A coordenação local do MST na região Oeste disse desconhecer a informação de que o movimento estaria levando as famílias sem-teto para Guaíra, conforme informação da Prefeitura de Foz do Iguaçu.
Ainda permanecem no local 16 famílias de índios caingangues que não têm para onde ir. Cinco famílias pediram ajuda à prefeitura para retornar a Chapecó (SC).
A desocupação foi pacífica e, do total de sem-teto, apenas 16 famílias estavam cadastradas no programa de desfavelamento da prefeitura e foram transferidas para o bairro Cidade Nova, onde o município mantém um projeto de construção de casas para ex-favelados.
De acordo com o diretor do departamento municipal de Habitação, Celso Rios, as famílias cadastradas irão ficar instaladas provisoriamente em barracos. ‘‘Devido a situação de emergência elas serão colocadas numa área sem infra-estrutura até que possamos viabilizar a construção de casas’’, disse.

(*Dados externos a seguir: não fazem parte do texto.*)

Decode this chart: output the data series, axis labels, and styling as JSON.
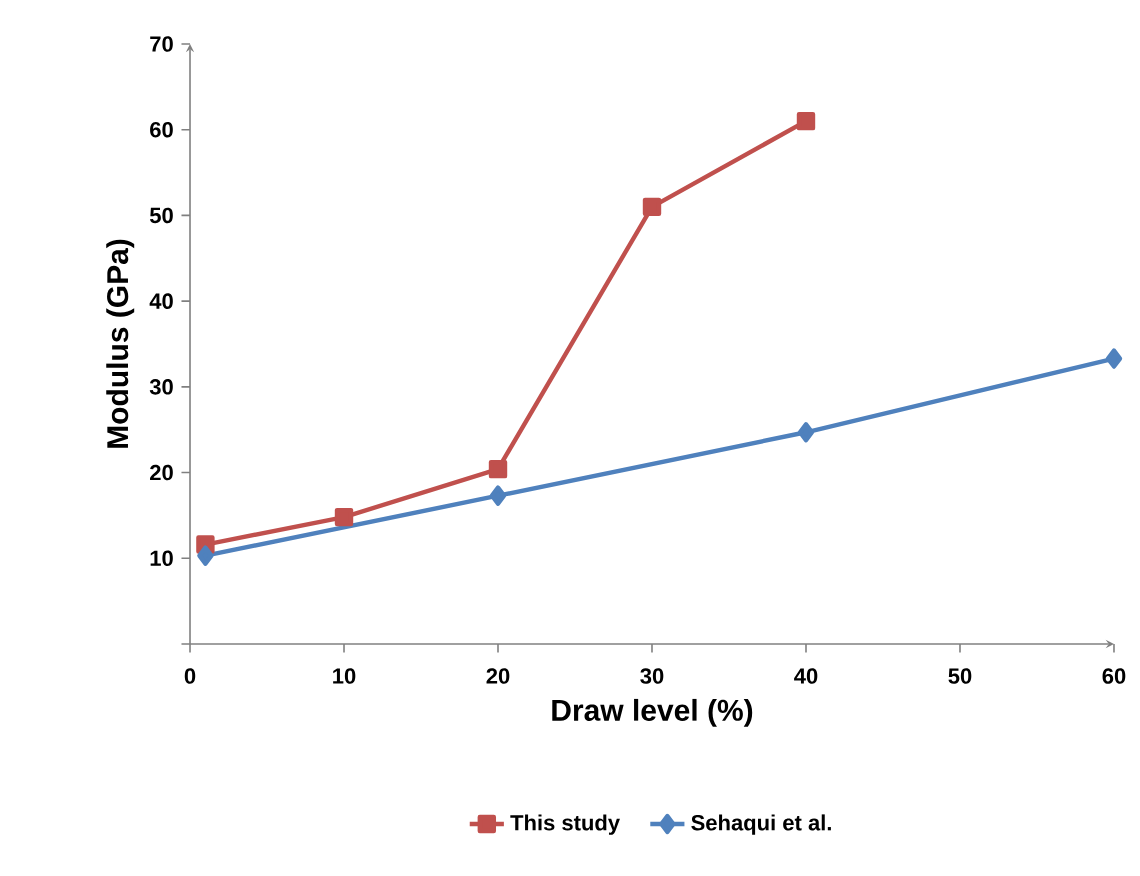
{
  "chart_data": {
    "type": "line",
    "xlabel": "Draw level (%)",
    "ylabel": "Modulus (GPa)",
    "xlim": [
      0,
      60
    ],
    "xticks": [
      0,
      10,
      20,
      30,
      40,
      50,
      60
    ],
    "ylim": [
      0,
      70
    ],
    "yticks": [
      {
        "value": 0,
        "label": null
      },
      10,
      20,
      30,
      40,
      50,
      60,
      70
    ],
    "grid": false,
    "legend": "bottom",
    "series": [
      {
        "name": "This study",
        "color": "#c0504d",
        "marker": "square",
        "x": [
          1,
          10,
          20,
          30,
          40
        ],
        "values": [
          11.6,
          14.8,
          20.4,
          51.0,
          61.0
        ]
      },
      {
        "name": "Sehaqui et al.",
        "color": "#4f81bd",
        "marker": "diamond",
        "x": [
          1,
          20,
          40,
          60
        ],
        "values": [
          10.3,
          17.3,
          24.7,
          33.3
        ]
      }
    ]
  }
}
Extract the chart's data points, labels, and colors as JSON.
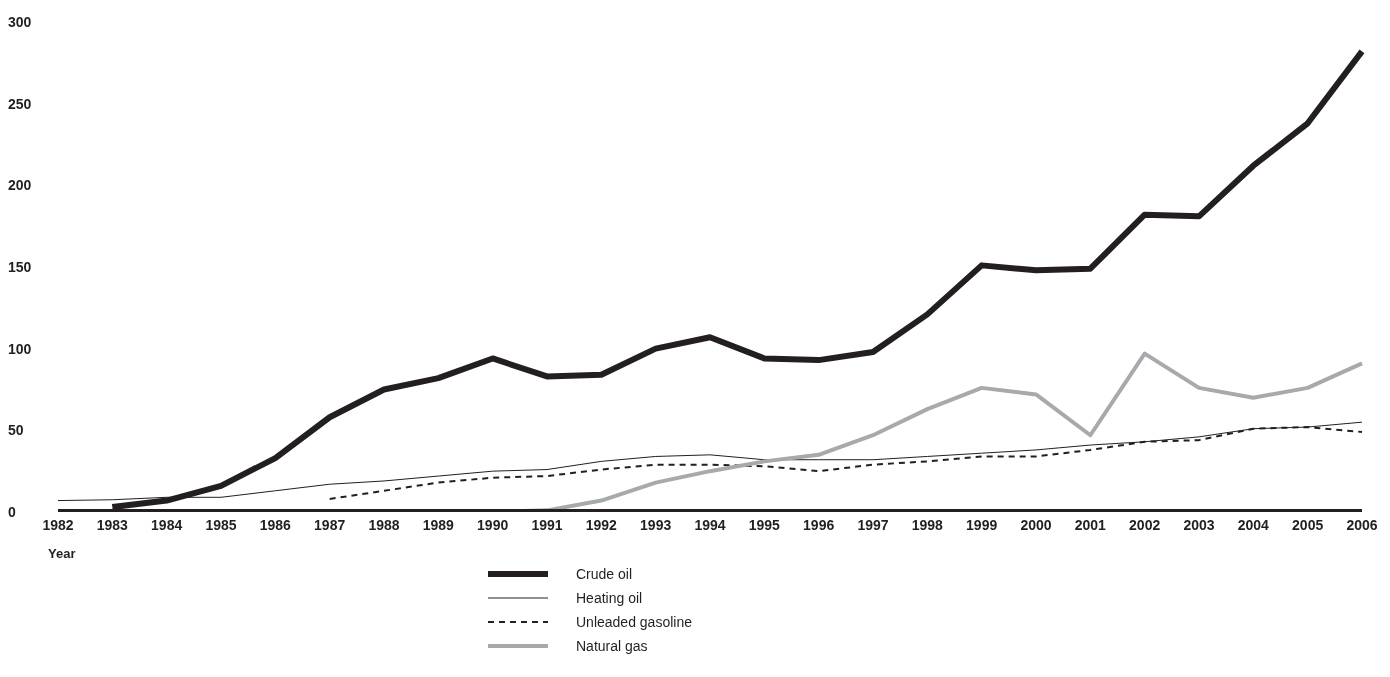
{
  "chart_data": {
    "type": "line",
    "xlabel": "Year",
    "categories": [
      "1982",
      "1983",
      "1984",
      "1985",
      "1986",
      "1987",
      "1988",
      "1989",
      "1990",
      "1991",
      "1992",
      "1993",
      "1994",
      "1995",
      "1996",
      "1997",
      "1998",
      "1999",
      "2000",
      "2001",
      "2002",
      "2003",
      "2004",
      "2005",
      "2006"
    ],
    "series": [
      {
        "name": "Crude oil",
        "color": "#231f20",
        "line_style": "solid",
        "values": [
          null,
          3,
          7,
          16,
          33,
          58,
          75,
          82,
          94,
          83,
          84,
          100,
          107,
          94,
          93,
          98,
          121,
          151,
          148,
          149,
          182,
          181,
          212,
          238,
          282
        ]
      },
      {
        "name": "Heating oil",
        "color": "#231f20",
        "line_style": "solid",
        "values": [
          7,
          7.5,
          9,
          9,
          13,
          17,
          19,
          22,
          25,
          26,
          31,
          34,
          35,
          32,
          32,
          32,
          34,
          36,
          38,
          41,
          43,
          46,
          51,
          52,
          55
        ]
      },
      {
        "name": "Unleaded gasoline",
        "color": "#231f20",
        "line_style": "dashed",
        "values": [
          null,
          null,
          null,
          null,
          null,
          8,
          13,
          18,
          21,
          22,
          26,
          29,
          29,
          28,
          25,
          29,
          31,
          34,
          34,
          38,
          43,
          44,
          51,
          52,
          49
        ]
      },
      {
        "name": "Natural gas",
        "color": "#a7a9ac",
        "line_style": "solid",
        "values": [
          null,
          null,
          null,
          null,
          null,
          null,
          null,
          null,
          0,
          1,
          7,
          18,
          25,
          31,
          35,
          47,
          63,
          76,
          72,
          47,
          97,
          76,
          70,
          76,
          91
        ]
      }
    ],
    "ylim": [
      0,
      300
    ],
    "yticks": [
      0,
      50,
      100,
      150,
      200,
      250,
      300
    ],
    "grid": false,
    "legend": "bottom",
    "marker": "none"
  }
}
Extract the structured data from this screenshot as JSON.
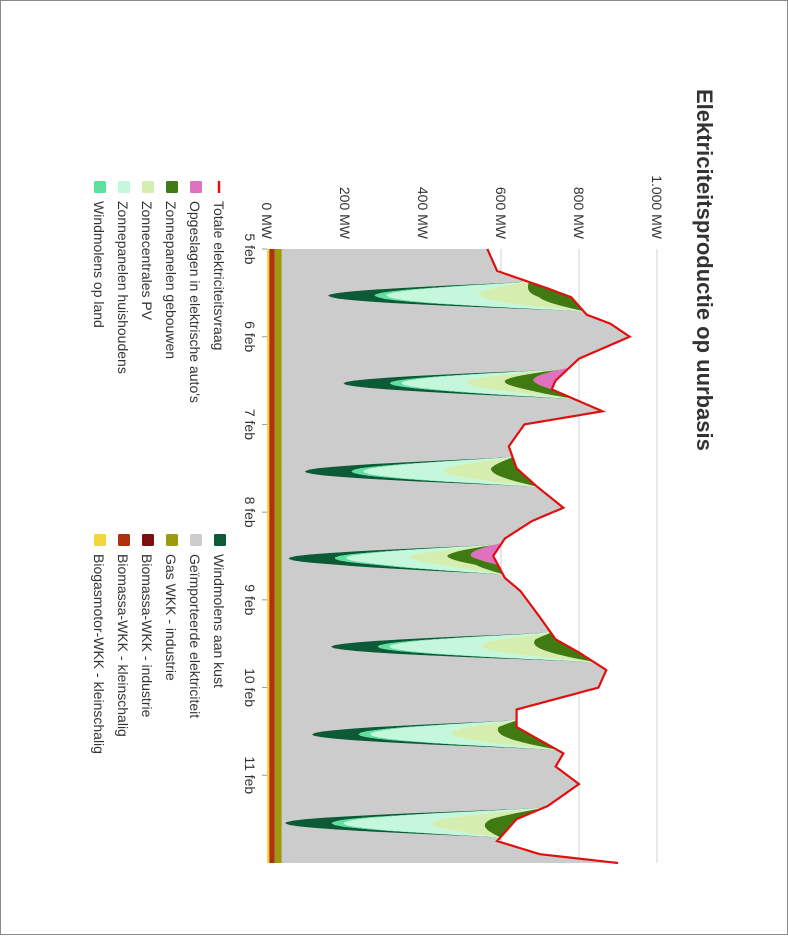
{
  "chart_data": {
    "type": "area",
    "title": "Elektriciteitsproductie op uurbasis",
    "y_ticks": [
      "0 MW",
      "200 MW",
      "400 MW",
      "600 MW",
      "800 MW",
      "1.000 MW"
    ],
    "ylim": [
      0,
      1000
    ],
    "x_ticks": [
      "5 feb",
      "6 feb",
      "7 feb",
      "8 feb",
      "9 feb",
      "10 feb",
      "11 feb"
    ],
    "x_range_days": [
      5,
      12
    ],
    "grid": true,
    "legend_placement": "bottom",
    "demand_line": {
      "name": "Totale elektriciteitsvraag",
      "color": "#e01010",
      "points": [
        [
          5,
          565
        ],
        [
          5.25,
          590
        ],
        [
          5.45,
          720
        ],
        [
          5.55,
          780
        ],
        [
          5.75,
          820
        ],
        [
          5.85,
          880
        ],
        [
          6.0,
          930
        ],
        [
          6.25,
          800
        ],
        [
          6.5,
          740
        ],
        [
          6.6,
          730
        ],
        [
          6.85,
          860
        ],
        [
          7.0,
          660
        ],
        [
          7.25,
          620
        ],
        [
          7.5,
          640
        ],
        [
          7.7,
          690
        ],
        [
          7.95,
          760
        ],
        [
          8.1,
          680
        ],
        [
          8.3,
          610
        ],
        [
          8.5,
          580
        ],
        [
          8.75,
          610
        ],
        [
          8.9,
          650
        ],
        [
          9.2,
          700
        ],
        [
          9.45,
          740
        ],
        [
          9.6,
          800
        ],
        [
          9.8,
          870
        ],
        [
          10.0,
          850
        ],
        [
          10.25,
          640
        ],
        [
          10.45,
          640
        ],
        [
          10.75,
          760
        ],
        [
          10.9,
          740
        ],
        [
          11.1,
          800
        ],
        [
          11.35,
          720
        ],
        [
          11.5,
          640
        ],
        [
          11.75,
          590
        ],
        [
          11.9,
          700
        ],
        [
          12.0,
          900
        ]
      ]
    },
    "stacked_series": [
      {
        "name": "Biogasmotor-WKK - kleinschalig",
        "color": "#f5d63a",
        "values_mw": 6
      },
      {
        "name": "Biomassa-WKK - kleinschalig",
        "color": "#b03010",
        "values_mw": 14
      },
      {
        "name": "Biomassa-WKK - industrie",
        "color": "#7a1010",
        "values_mw": 0
      },
      {
        "name": "Gas WKK - industrie",
        "color": "#9e9a10",
        "values_mw": 18
      },
      {
        "name": "Geïmporteerde elektriciteit",
        "color": "#cccccc",
        "values_mw": "remainder"
      },
      {
        "name": "Windmolens aan kust",
        "color": "#0d5a37"
      },
      {
        "name": "Windmolens op land",
        "color": "#5ee0a0"
      },
      {
        "name": "Zonnepanelen huishoudens",
        "color": "#c4f7dc"
      },
      {
        "name": "Zonnecentrales PV",
        "color": "#d5eeb0"
      },
      {
        "name": "Zonnepanelen gebouwen",
        "color": "#3f7a12"
      },
      {
        "name": "Opgeslagen in elektrische auto's",
        "color": "#e070c0"
      }
    ],
    "solar_days": [
      {
        "day": 5,
        "peak_mw": 800
      },
      {
        "day": 6,
        "peak_mw": 560
      },
      {
        "day": 7,
        "peak_mw": 690
      },
      {
        "day": 8,
        "peak_mw": 560
      },
      {
        "day": 9,
        "peak_mw": 790
      },
      {
        "day": 10,
        "peak_mw": 700
      },
      {
        "day": 11,
        "peak_mw": 760
      }
    ]
  },
  "legend": {
    "left": [
      {
        "label": "Totale elektriciteitsvraag",
        "color": "#e01010",
        "kind": "line"
      },
      {
        "label": "Opgeslagen in elektrische auto's",
        "color": "#e070c0",
        "kind": "box"
      },
      {
        "label": "Zonnepanelen gebouwen",
        "color": "#3f7a12",
        "kind": "box"
      },
      {
        "label": "Zonnecentrales PV",
        "color": "#d5eeb0",
        "kind": "box"
      },
      {
        "label": "Zonnepanelen huishoudens",
        "color": "#c4f7dc",
        "kind": "box"
      },
      {
        "label": "Windmolens op land",
        "color": "#5ee0a0",
        "kind": "box"
      }
    ],
    "right": [
      {
        "label": "Windmolens aan kust",
        "color": "#0d5a37",
        "kind": "box"
      },
      {
        "label": "Geïmporteerde elektriciteit",
        "color": "#cccccc",
        "kind": "box"
      },
      {
        "label": "Gas WKK - industrie",
        "color": "#9e9a10",
        "kind": "box"
      },
      {
        "label": "Biomassa-WKK - industrie",
        "color": "#7a1010",
        "kind": "box"
      },
      {
        "label": "Biomassa-WKK - kleinschalig",
        "color": "#b03010",
        "kind": "box"
      },
      {
        "label": "Biogasmotor-WKK - kleinschalig",
        "color": "#f5d63a",
        "kind": "box"
      }
    ]
  }
}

Segundo Rios, a grande maioria das famílias que estavam na área da União são provenientes das regiões de Laranjeiras do Sul, Francisco Beltrão, São Miguel do Iguaçu, São Miguel do Oeste (SC) e do Paraguai.
Ontem, por volta das 16 horas, a dona de casa Odete Rodrigues, 23 anos, mãe de quatro filhos e grávida de nove meses, disse que não saberia onde iria passar a noite. Ela e o marido aguardavam, juntamente com a mudança e as madeiras do barraco que desmancharam, um local para serem removidos. ‘‘Nós morávamos há mais ou menos um ano aqui. A situação começou a ficar difícil depois que os sem-terra vieram para cá. Agora não sei o que será de nós’’, disse.